What should Ms. Adelaide know about assistive technology and how it is used by students with disabilities?
Page 3: AT Services
Whether a student is able to succeed using assistive technology depends not only on the student having access to a device but also on having access to AT services. IDEA defines an assistive technology service as “any service that directly assists a child with a disability in the selection, acquisition, or use of an assistive technology device.” (Authority: 20 U.S.C. 1401(1)) or IDEA Amendments of 2004, P.L. 108-446, 20 U.S. C. § 1400 et seq., 300.06)
Such supports and services entail:
Evaluating the student’s need for a device
Buying, leasing, or acquiring the device
Selecting, fitting, adapting, repairing, or replacing the device as needed
Coordinating all the needed services for a student who uses a device (e.g., therapies, education)
Providing training or technical assistance to the student, family, teachers, or others involved in the use of the device
Now listen to our panel of AT experts as they discuss the need for both assistive technology devices and services.
Educators need to think about both devices and services, because most AT devices need some kind of training or support. Certainly, there are very simple ones: A slant board could make a significant difference in a student’s ability to write and may serve him or her well in many situations, and that’s not going to need much training. But a lot of assistive technology is computer-based. A lot of it is software these days. A lot of it is free things that are on the Web, but almost all of them need someone to know when they’re working or not working, how to manage to provide training. The law specifies the services that we must provide, and we need to consider those whenever we think about using assistive technology to be sure that it’s appropriately implemented.

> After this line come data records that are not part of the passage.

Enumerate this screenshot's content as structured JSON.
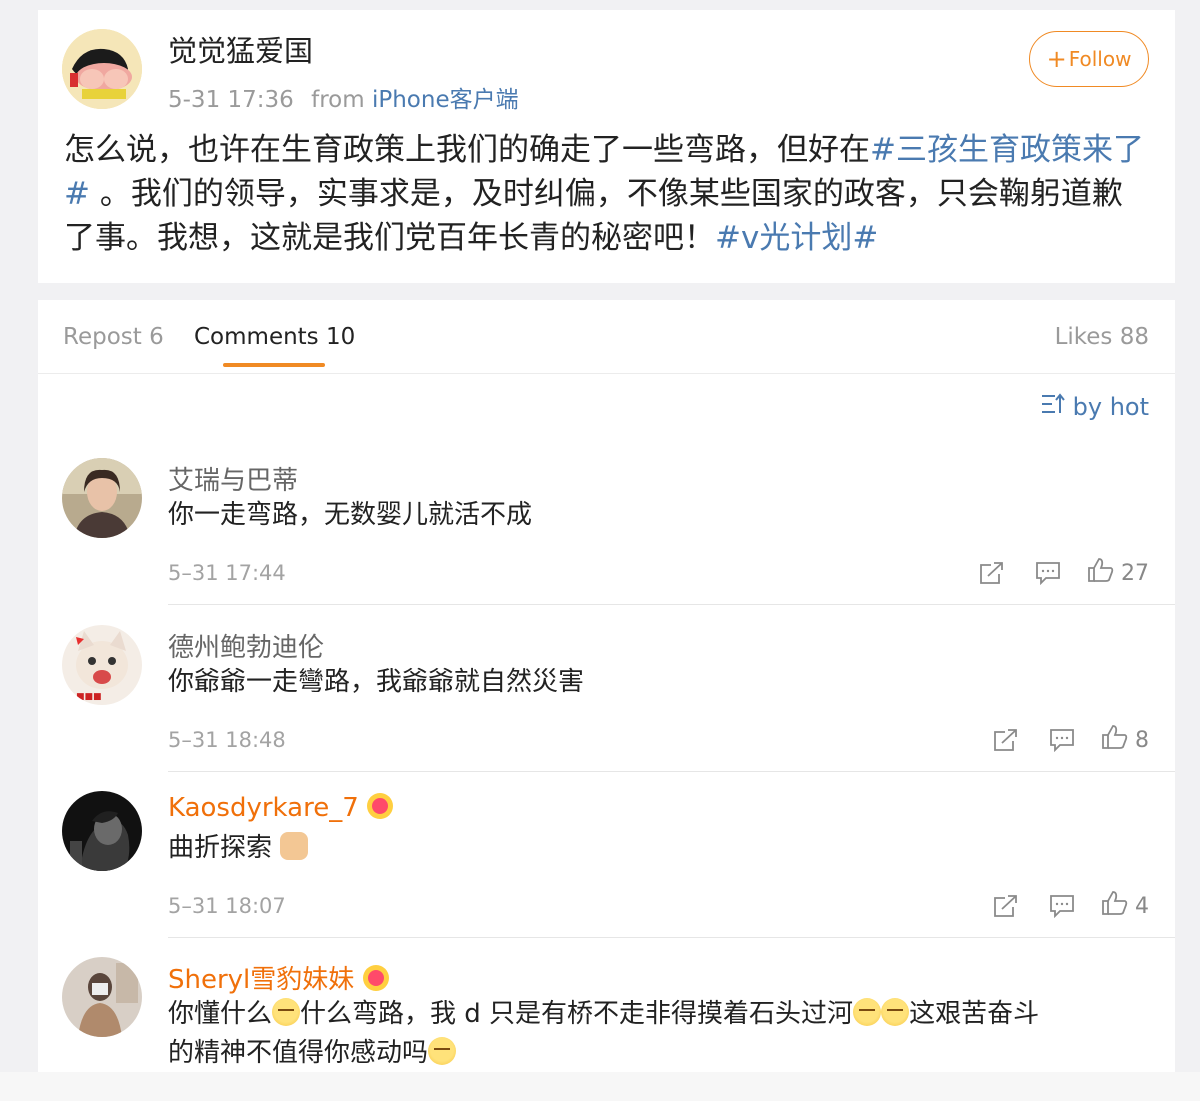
{
  "post": {
    "author": "觉觉猛爱国",
    "time": "5-31 17:36",
    "from_prefix": "from",
    "source": "iPhone客户端",
    "follow_label": "Follow",
    "text_part1": "怎么说，也许在生育政策上我们的确走了一些弯路，但好在",
    "hashtag1": "#三孩生育政策来了#",
    "text_part2": " 。我们的领导，实事求是，及时纠偏，不像某些国家的政客，只会鞠躬道歉了事。我想，这就是我们党百年长青的秘密吧！",
    "hashtag2": "#v光计划#"
  },
  "tabs": {
    "repost": "Repost 6",
    "comments": "Comments 10",
    "likes": "Likes 88"
  },
  "sort_label": "by hot",
  "comments": [
    {
      "name": "艾瑞与巴蒂",
      "text": "你一走弯路，无数婴儿就活不成",
      "time": "5–31 17:44",
      "likes": "27"
    },
    {
      "name": "德州鲍勃迪伦",
      "text": "你爺爺一走彎路，我爺爺就自然災害",
      "time": "5–31 18:48",
      "likes": "8"
    },
    {
      "name": "Kaosdyrkare_7",
      "text": "曲折探索",
      "time": "5–31 18:07",
      "likes": "4"
    },
    {
      "name": "Sheryl雪豹妹妹",
      "text_a": "你懂什么",
      "text_b": "什么弯路，我 d 只是有桥不走非得摸着石头过河",
      "text_c": "这艰苦奋斗",
      "text_d": "的精神不值得你感动吗"
    }
  ],
  "colors": {
    "link": "#4a7ab0",
    "accent": "#f08a24",
    "vip_name": "#f0700a"
  },
  "icons": [
    "share-icon",
    "comment-icon",
    "like-icon",
    "sort-icon",
    "plus-icon"
  ]
}
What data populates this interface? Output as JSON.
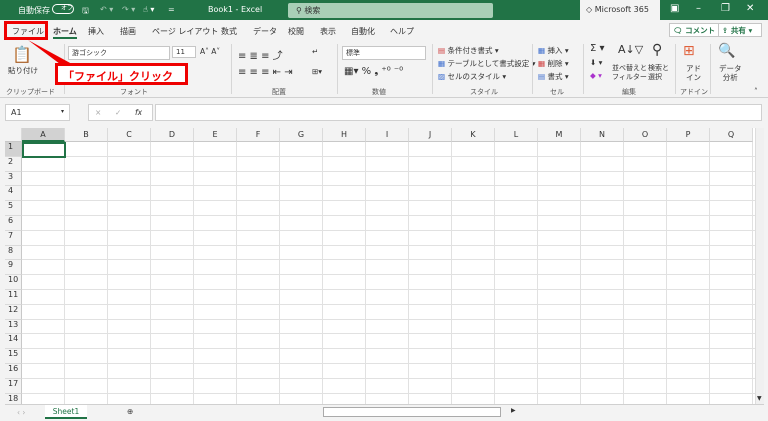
{
  "titlebar": {
    "autosave": "自動保存",
    "autosave_state": "オフ",
    "title": "Book1 - Excel",
    "search_placeholder": "検索",
    "ms365": "Microsoft 365",
    "bg": "#217346"
  },
  "tabs": [
    "ファイル",
    "ホーム",
    "挿入",
    "描画",
    "ページ レイアウト",
    "数式",
    "データ",
    "校閲",
    "表示",
    "自動化",
    "ヘルプ"
  ],
  "comment_button": "コメント",
  "share_button": "共有",
  "ribbon": {
    "clipboard": {
      "paste": "貼り付け",
      "group": "クリップボード"
    },
    "font": {
      "name": "游ゴシック",
      "size": "11",
      "group": "フォント"
    },
    "alignment": {
      "group": "配置"
    },
    "number": {
      "format": "標準",
      "group": "数値"
    },
    "styles": {
      "conditional": "条件付き書式",
      "table": "テーブルとして書式設定",
      "cell_styles": "セルのスタイル",
      "group": "スタイル"
    },
    "cells": {
      "insert": "挿入",
      "delete": "削除",
      "format": "書式",
      "group": "セル"
    },
    "editing": {
      "sort": "並べ替えと\nフィルター",
      "find": "検索と\n選択",
      "group": "編集"
    },
    "addins": {
      "addin": "アド\nイン",
      "group": "アドイン"
    },
    "analysis": {
      "label": "データ\n分析"
    }
  },
  "callout": "「ファイル」クリック",
  "formula_bar": {
    "name_box": "A1",
    "fx": "fx",
    "cancel": "×",
    "enter": "✓",
    "value": ""
  },
  "columns": [
    "A",
    "B",
    "C",
    "D",
    "E",
    "F",
    "G",
    "H",
    "I",
    "J",
    "K",
    "L",
    "M",
    "N",
    "O",
    "P",
    "Q"
  ],
  "rows": [
    "1",
    "2",
    "3",
    "4",
    "5",
    "6",
    "7",
    "8",
    "9",
    "10",
    "11",
    "12",
    "13",
    "14",
    "15",
    "16",
    "17",
    "18"
  ],
  "sheet_tabs": [
    "Sheet1"
  ],
  "accent": "#217346",
  "highlight": "#ee0000"
}
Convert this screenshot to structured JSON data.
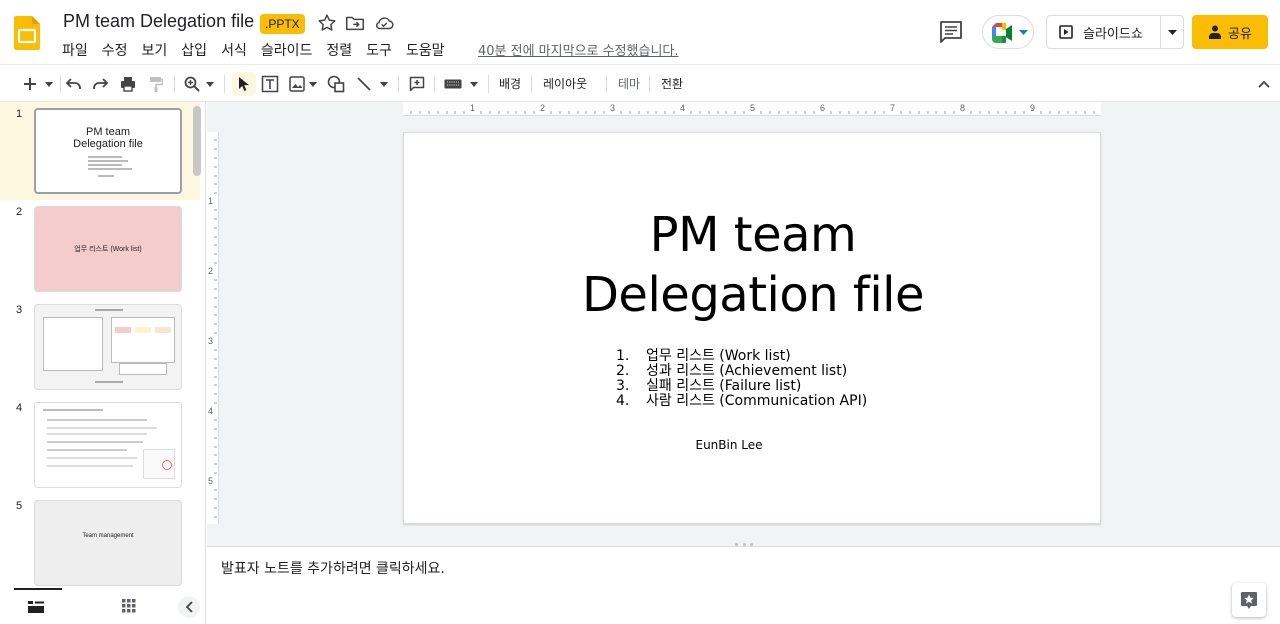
{
  "header": {
    "title": "PM team Delegation file",
    "badge": ".PPTX",
    "last_edit": "40분 전에 마지막으로 수정했습니다.",
    "menu": [
      "파일",
      "수정",
      "보기",
      "삽입",
      "서식",
      "슬라이드",
      "정렬",
      "도구",
      "도움말"
    ],
    "slideshow_label": "슬라이드쇼",
    "share_label": "공유",
    "colors": {
      "brand_yellow": "#fbbc04",
      "meet_green": "#00832d"
    }
  },
  "toolbar": {
    "background_label": "배경",
    "layout_label": "레이아웃",
    "theme_label": "테마",
    "transition_label": "전환"
  },
  "filmstrip": {
    "slides": [
      {
        "num": "1",
        "title_l1": "PM team",
        "title_l2": "Delegation file",
        "active": true
      },
      {
        "num": "2",
        "title": "업무 리스트 (Work list)",
        "bg": "#f4cccc"
      },
      {
        "num": "3"
      },
      {
        "num": "4"
      },
      {
        "num": "5",
        "title": "Team management",
        "bg": "#eeeeee"
      }
    ]
  },
  "ruler": {
    "h": [
      "1",
      "2",
      "3",
      "4",
      "5",
      "6",
      "7",
      "8",
      "9"
    ],
    "v": [
      "1",
      "2",
      "3",
      "4",
      "5"
    ]
  },
  "slide": {
    "title_l1": "PM team",
    "title_l2": "Delegation file",
    "list": [
      {
        "n": "1.",
        "text": "업무 리스트 (Work list)"
      },
      {
        "n": "2.",
        "text": "성과 리스트 (Achievement list)"
      },
      {
        "n": "3.",
        "text": "실패 리스트 (Failure list)"
      },
      {
        "n": "4.",
        "text": "사람 리스트 (Communication API)"
      }
    ],
    "author": "EunBin Lee"
  },
  "notes": {
    "placeholder": "발표자 노트를 추가하려면 클릭하세요."
  }
}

Transcript: Margaret Bausch, EdD
It’s mandated by federal law that assistive technology is both devices and services. So we must consider the devices, but then we also must consider the assistive technology services. By services, there are different components in the federal law including assistive technology evaluation, the purchasing of the equipment, or leasing or acquisition of the equipment, the modification of the equipment, any kind of adaptations or set up or modifications that have to be done to the equipment, even a software component. The coordination of those services must be considered. And then the last components deal with training—training of the child and the child’s family, and the training of professionals, those people who work with the student in the school, whether it be a teacher, a paraprofessional, could be someone in the cafeteria if they have to deal with that assistive technology. Anyone who’s using the assistive technology, a related service provider, a speech language pathologist, occupational therapist, physical therapist, all of those fall into that training component.
Transcript: Diane Cordry Golden, PhD
The reason you consider both devices and services is literally because, without the services, most people will understand the need to consider the devices and they sort of forget about the services or it becomes a secondary issue that they do not pay as much attention to. For those of us who work with AT on an ongoing basis, we all know the services can make or break the device, a) being the right device, and b) being used. If you don’t have the right services upfront to make a good decision about the AT device and then if you don’t have the good services on the back end to make sure that the device can be used and is used appropriately, really getting the device to the child becomes meaningless. We’ve all seen the devices that are not the right device, and we’ve all seen the devices that aren’t used or are not used appropriately. The services really become as critical to the end-goal of the AT device, providing access to education or providing the ability to do academics.
A recent review of research on the use of assistive technology found that although AT provides many benefits for students, several factors including inadequate training and lack of support from others, can impede its effective use. (McNicholl, A., Casey, H., Desmond, D., & Gallagher, P., 2019)
Revisiting the Challenge: Brooke’s AT Services
In addition to Brooke telling Ms. Adelaide about her AT devices, Mr. Edwards, the special education teacher, tells her about the AT services in Brooke’s IEP. These include training on:
Using software and hardware across different environments (e.g., school, home, community)
Troubleshooting and making minor repairs to AT devices, including who to contact for technical support
Mr. Edwards explains that this training is available for Brooke, her teachers, and her family, should they need or want it. He reminds Ms. Adelaide that the IEP team will meet within the next two weeks to review Brooke’s IEP. As part of that meeting, Mr. Edwards wants to ensure that the entire educational staff is comfortable supporting her assistive technology needs.